Lee un extracto del primer relato

Molino en ruinas

«Gigantes. Las aspas de los molinos eólicos dibujaban enormes haces de sombra en el suelo. Su noche libraba del martirio solar a los viñedos durante los cinco segundos que sus grandes brazos tardaban en completar un giro. El generador más próximo, tan alto como un edificio de veinte pisos, coronaba la sierra como un faro sobre el mar de la llanura, donde se extendían campos de cereal, barbecho y viñas sembradas de canto rodado. Salpicadas como tajadas de tocino en unas migas, las casas solariegas refulgían al sol. Me pregunté qué se vería desde allá arriba. Debía ser peligroso, tanto viento. Y las aspas, tan pesadas. Parecía un alazán joven y poderoso, casi un monstruo, al que no se le podía mirar fijamente sin tener la tentación de echarse la mano a la espada o meterse debajo del coche. Otra vez me había quedado tirada. Llevaba esperando la grúa bajo la solanera del mediodía más de una hora. Primero fue un puf. Luego un puf, puf. Luego la humerada que, como la del incendio de la biblioteca de Alonso Quijano, tiñó la llanura manchega de sueños rotos. ¿Por qué no había comprado todavía un coche nuevo? Por lo de siempre: no sabía si deportivo o familiar, si pasaría sus noches en la calle o en un parking, si lo quería usado o de segunda mano. Por no tomar una decisión, por quedarme mirando las aspas buscando significados imposibles a trozos de carbono volantes. No tuve que avisar a nadie porque nadie me esperaba.

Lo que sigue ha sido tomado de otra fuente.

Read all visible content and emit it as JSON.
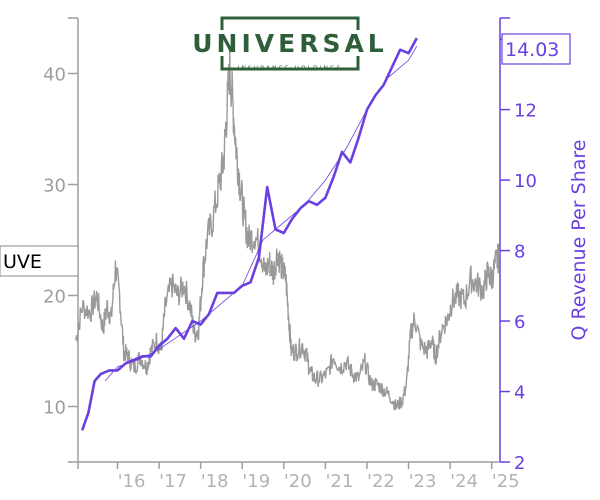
{
  "logo": {
    "name": "UNIVERSAL",
    "subtitle": "INSURANCE HOLDINGS"
  },
  "ticker": "UVE",
  "last_value_label": "14.03",
  "colors": {
    "price": "#999999",
    "revenue": "#6b3fe0",
    "trend": "#6b3fe0",
    "left_axis": "#9e9e9e"
  },
  "chart_data": {
    "type": "line",
    "y_left": {
      "ticks": [
        10,
        20,
        30,
        40
      ],
      "range": [
        5,
        45
      ]
    },
    "y_right": {
      "label": "Q Revenue Per Share",
      "ticks": [
        2,
        4,
        6,
        8,
        10,
        12,
        14
      ],
      "range": [
        2,
        14.6
      ]
    },
    "x": {
      "tick_labels": [
        "'16",
        "'17",
        "'18",
        "'19",
        "'20",
        "'21",
        "'22",
        "'23",
        "'24",
        "'25"
      ],
      "tick_positions": [
        2016,
        2017,
        2018,
        2019,
        2020,
        2021,
        2022,
        2023,
        2024,
        2025
      ],
      "range": [
        2015.05,
        2025.2
      ]
    },
    "series": [
      {
        "axis": "left",
        "points": [
          [
            2015.0,
            16
          ],
          [
            2015.15,
            19
          ],
          [
            2015.35,
            18.5
          ],
          [
            2015.5,
            20
          ],
          [
            2015.65,
            17
          ],
          [
            2015.75,
            19
          ],
          [
            2015.85,
            18
          ],
          [
            2015.95,
            22.5
          ],
          [
            2016.05,
            20
          ],
          [
            2016.15,
            15
          ],
          [
            2016.25,
            14.5
          ],
          [
            2016.4,
            13.5
          ],
          [
            2016.55,
            14.5
          ],
          [
            2016.7,
            13.5
          ],
          [
            2016.8,
            15
          ],
          [
            2016.95,
            16
          ],
          [
            2017.05,
            15
          ],
          [
            2017.15,
            19
          ],
          [
            2017.3,
            21
          ],
          [
            2017.45,
            20
          ],
          [
            2017.6,
            21
          ],
          [
            2017.75,
            19
          ],
          [
            2017.85,
            16.5
          ],
          [
            2017.95,
            17
          ],
          [
            2018.05,
            22
          ],
          [
            2018.15,
            25
          ],
          [
            2018.3,
            27
          ],
          [
            2018.45,
            30
          ],
          [
            2018.55,
            32
          ],
          [
            2018.62,
            36
          ],
          [
            2018.7,
            40.5
          ],
          [
            2018.78,
            37
          ],
          [
            2018.86,
            33
          ],
          [
            2018.95,
            30
          ],
          [
            2019.05,
            27
          ],
          [
            2019.15,
            25
          ],
          [
            2019.3,
            25.5
          ],
          [
            2019.45,
            24
          ],
          [
            2019.55,
            22
          ],
          [
            2019.65,
            23
          ],
          [
            2019.75,
            22
          ],
          [
            2019.85,
            24
          ],
          [
            2019.95,
            22.5
          ],
          [
            2020.05,
            21.5
          ],
          [
            2020.12,
            18
          ],
          [
            2020.18,
            15
          ],
          [
            2020.3,
            15
          ],
          [
            2020.45,
            15.5
          ],
          [
            2020.55,
            14.5
          ],
          [
            2020.65,
            13
          ],
          [
            2020.75,
            12.5
          ],
          [
            2020.9,
            12.5
          ],
          [
            2021.05,
            13
          ],
          [
            2021.2,
            14.5
          ],
          [
            2021.35,
            13.5
          ],
          [
            2021.5,
            14
          ],
          [
            2021.65,
            13
          ],
          [
            2021.8,
            12.5
          ],
          [
            2021.95,
            14
          ],
          [
            2022.1,
            12
          ],
          [
            2022.25,
            12
          ],
          [
            2022.4,
            11.5
          ],
          [
            2022.55,
            11
          ],
          [
            2022.7,
            10
          ],
          [
            2022.85,
            10.5
          ],
          [
            2022.95,
            12
          ],
          [
            2023.05,
            16.5
          ],
          [
            2023.15,
            18
          ],
          [
            2023.3,
            15.5
          ],
          [
            2023.45,
            15
          ],
          [
            2023.55,
            16
          ],
          [
            2023.65,
            14.5
          ],
          [
            2023.8,
            17
          ],
          [
            2023.95,
            18
          ],
          [
            2024.05,
            19.5
          ],
          [
            2024.2,
            20
          ],
          [
            2024.35,
            19.5
          ],
          [
            2024.5,
            21.5
          ],
          [
            2024.65,
            21
          ],
          [
            2024.8,
            20.5
          ],
          [
            2024.9,
            22
          ],
          [
            2025.0,
            21.5
          ],
          [
            2025.1,
            23
          ],
          [
            2025.18,
            23.5
          ]
        ]
      },
      {
        "axis": "right",
        "points": [
          [
            2015.15,
            2.9
          ],
          [
            2015.3,
            3.4
          ],
          [
            2015.45,
            4.3
          ],
          [
            2015.6,
            4.5
          ],
          [
            2015.8,
            4.6
          ],
          [
            2016.0,
            4.6
          ],
          [
            2016.2,
            4.8
          ],
          [
            2016.4,
            4.9
          ],
          [
            2016.6,
            5.0
          ],
          [
            2016.8,
            5.0
          ],
          [
            2017.0,
            5.3
          ],
          [
            2017.2,
            5.5
          ],
          [
            2017.4,
            5.8
          ],
          [
            2017.6,
            5.5
          ],
          [
            2017.8,
            6.0
          ],
          [
            2018.0,
            5.9
          ],
          [
            2018.2,
            6.2
          ],
          [
            2018.4,
            6.8
          ],
          [
            2018.6,
            6.8
          ],
          [
            2018.8,
            6.8
          ],
          [
            2019.0,
            7.0
          ],
          [
            2019.2,
            7.1
          ],
          [
            2019.4,
            7.8
          ],
          [
            2019.6,
            9.8
          ],
          [
            2019.8,
            8.6
          ],
          [
            2020.0,
            8.5
          ],
          [
            2020.2,
            8.9
          ],
          [
            2020.4,
            9.2
          ],
          [
            2020.6,
            9.4
          ],
          [
            2020.8,
            9.3
          ],
          [
            2021.0,
            9.5
          ],
          [
            2021.2,
            10.1
          ],
          [
            2021.4,
            10.8
          ],
          [
            2021.6,
            10.5
          ],
          [
            2021.8,
            11.2
          ],
          [
            2022.0,
            12.0
          ],
          [
            2022.2,
            12.4
          ],
          [
            2022.4,
            12.7
          ],
          [
            2022.6,
            13.2
          ],
          [
            2022.8,
            13.7
          ],
          [
            2023.0,
            13.6
          ],
          [
            2023.2,
            14.03
          ]
        ]
      },
      {
        "axis": "right",
        "points": [
          [
            2015.7,
            4.3
          ],
          [
            2016.0,
            4.7
          ],
          [
            2016.5,
            4.9
          ],
          [
            2017.0,
            5.2
          ],
          [
            2017.5,
            5.6
          ],
          [
            2018.0,
            6.0
          ],
          [
            2018.5,
            6.5
          ],
          [
            2019.0,
            7.0
          ],
          [
            2019.5,
            8.3
          ],
          [
            2020.0,
            8.8
          ],
          [
            2020.5,
            9.3
          ],
          [
            2021.0,
            10.0
          ],
          [
            2021.5,
            10.9
          ],
          [
            2022.0,
            12.0
          ],
          [
            2022.5,
            12.9
          ],
          [
            2023.0,
            13.4
          ],
          [
            2023.2,
            13.8
          ]
        ]
      }
    ]
  }
}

Por aquella carretera pasaba poca gente del pueblo. Era lo único tranquilizante. Si hubiera ido por la ruta de siempre, ya habrían parado un par de agricultores que a su vuelta contarían mi hazaña en el bar de la rotonda con pelos y señales. «La hija de Ramos, que se ha quedado tirada con el coche». Cómo detesto estar en la boca de la gente. Pereza o rabia. ¿Es que no pueden estarse callados? Primer coche. El conductor se apeó veinte metros más delante. El hombre lucía una nariz pezón de membrillo, zancas largas y una barriga que parecía una canica gigante pegada a su vientre. Cuatro briznas de paja le abrigaban la calva y se frotaba las manos de dedos gruesos de verdugo. Sus rasgos me sonaban de algo».